前言
你有沒有想過,Facebook 怎麼知道「你可能認識的人」?Google 搜尋結果右邊的知識面板是怎麼產生的?LinkedIn 怎麼計算你和某個人之間隔了幾度人脈?
這些問題的背後都有一個共通點:關聯性 才是資料中最有價值的部分。而傳統的關聯式資料庫在處理「多層關聯查詢」時,JOIN 的效能會急速下降。圖資料庫就是為了解決這個問題而生的。

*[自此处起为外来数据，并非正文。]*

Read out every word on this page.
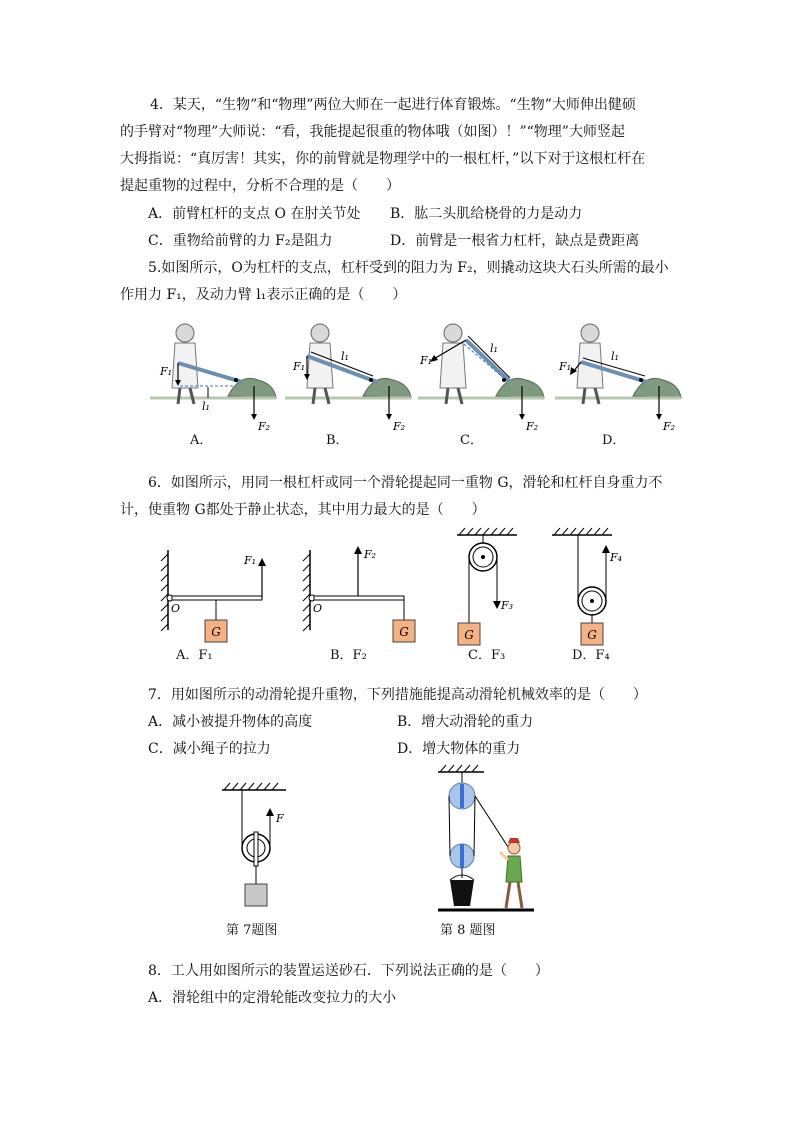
4．某天，“生物”和“物理”两位大师在一起进行体育锻炼。“生物”大师伸出健硕
的手臂对“物理”大师说：“看，我能提起很重的物体哦（如图）！”“物理”大师竖起
大拇指说：“真厉害！其实，你的前臂就是物理学中的一根杠杆，”以下对于这根杠杆在
提起重物的过程中，分析不合理的是（　　）
A．前臂杠杆的支点 O 在肘关节处 B．肱二头肌给桡骨的力是动力
C．重物给前臂的力 F₂是阻力	D．前臂是一根省力杠杆，缺点是费距离
5.如图所示，O为杠杆的支点，杠杆受到的阻力为 F₂，则撬动这块大石头所需的最小
作用力 F₁，及动力臂 l₁表示正确的是（　　）
F₁
l₁
F₂
A．
F₁
l₁
F₂
B．
F₁
l₁
F₂
C．
F₁
l₁
F₂
D．
6．如图所示，用同一根杠杆或同一个滑轮提起同一重物 G，滑轮和杠杆自身重力不
计，使重物 G都处于静止状态，其中用力最大的是（　　）
G
O
F₁
A．F₁
G
O
F₂
B．F₂
G
F₃
C．F₃
G
F₄
D．F₄
7．用如图所示的动滑轮提升重物，下列措施能提高动滑轮机械效率的是（　　）
A．减小被提升物体的高度	B．增大动滑轮的重力
C．减小绳子的拉力	D．增大物体的重力
F
第 7题图	第 8 题图
8．工人用如图所示的装置运送砂石．下列说法正确的是（　　）
A．滑轮组中的定滑轮能改变拉力的大小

今天這篇文章,我會帶你從零開始認識 Neo4j——目前最成熟的圖資料庫,用 Cypher 查詢語言來建模社交網路和知識圖譜。
為什麼需要圖資料庫?
關聯式資料庫的痛點
想像一個社交網路的「朋友的朋友」查詢。在 MySQL 中:
-- 找出 Alice 的朋友的朋友(2 度關聯)
SELECT DISTINCT u3.name
FROM users u1
JOIN friendships f1 ON u1.id = f1.user_id
JOIN users u2 ON f1.friend_id = u2.id
JOIN friendships f2 ON u2.id = f2.user_id
JOIN users u3 ON f2.friend_id = u3.id
WHERE u1.name = 'Alice'
AND u3.id != u1.id;
這才兩層 JOIN。如果要查 6 度分隔呢?JOIN 會爆炸,效能會崩潰。
圖資料庫的優勢
在圖資料庫中,同樣的查詢:
MATCH (alice:Person {name: 'Alice'})-[:FRIEND*2]->(fof:Person)
WHERE fof <> alice
RETURN DISTINCT fof.name
一行搞定,而且效能不會隨著關聯層數增加而急遽下降。這就是圖資料庫的核心優勢:遍歷關聯的效能是常數級別的。
Neo4j 基礎概念
資料模型
圖資料庫的資料模型由三個核心元素組成:
- 節點(Node):實體,例如一個人、一篇文章、一個城市
- 關係(Relationship):節點之間的連線,有方向和類型,例如 FRIEND、WROTE、LIVES_IN
- 屬性(Property):節點和關係上的鍵值對,例如 name: “Alice”, since: 2020
安裝 Neo4j
# docker-compose.yml
version: '3.8'
services:
neo4j:
image: neo4j:5.15-community
ports:
- "7474:7474" # Browser UI
- "7687:7687" # Bolt protocol
environment:
NEO4J_AUTH: neo4j/secret123456
NEO4J_PLUGINS: '["apoc"]'
volumes:
- neo4j_data:/data
volumes:
neo4j_data:
docker compose up -d
# 開啟瀏覽器前往 http://localhost:7474
# 用 neo4j / secret123456 登入
Neo4j 的 Browser UI 是它的一大亮點,可以視覺化地看到節點和關係的圖形,對於除錯和理解資料結構非常有幫助。
Cypher 查詢語言
Cypher 是 Neo4j 專屬的查詢語言,語法直覺到讓人驚艷。它用 ASCII art 的方式來描述圖形模式。
基本語法
-- 節點用圓括號 ()
-- 關係用方括號 [] 和箭頭 --> 或 <--
-- 標籤用冒號 :Label
-- 建立節點
CREATE (alice:Person {name: 'Alice', age: 30, city: 'Taipei'})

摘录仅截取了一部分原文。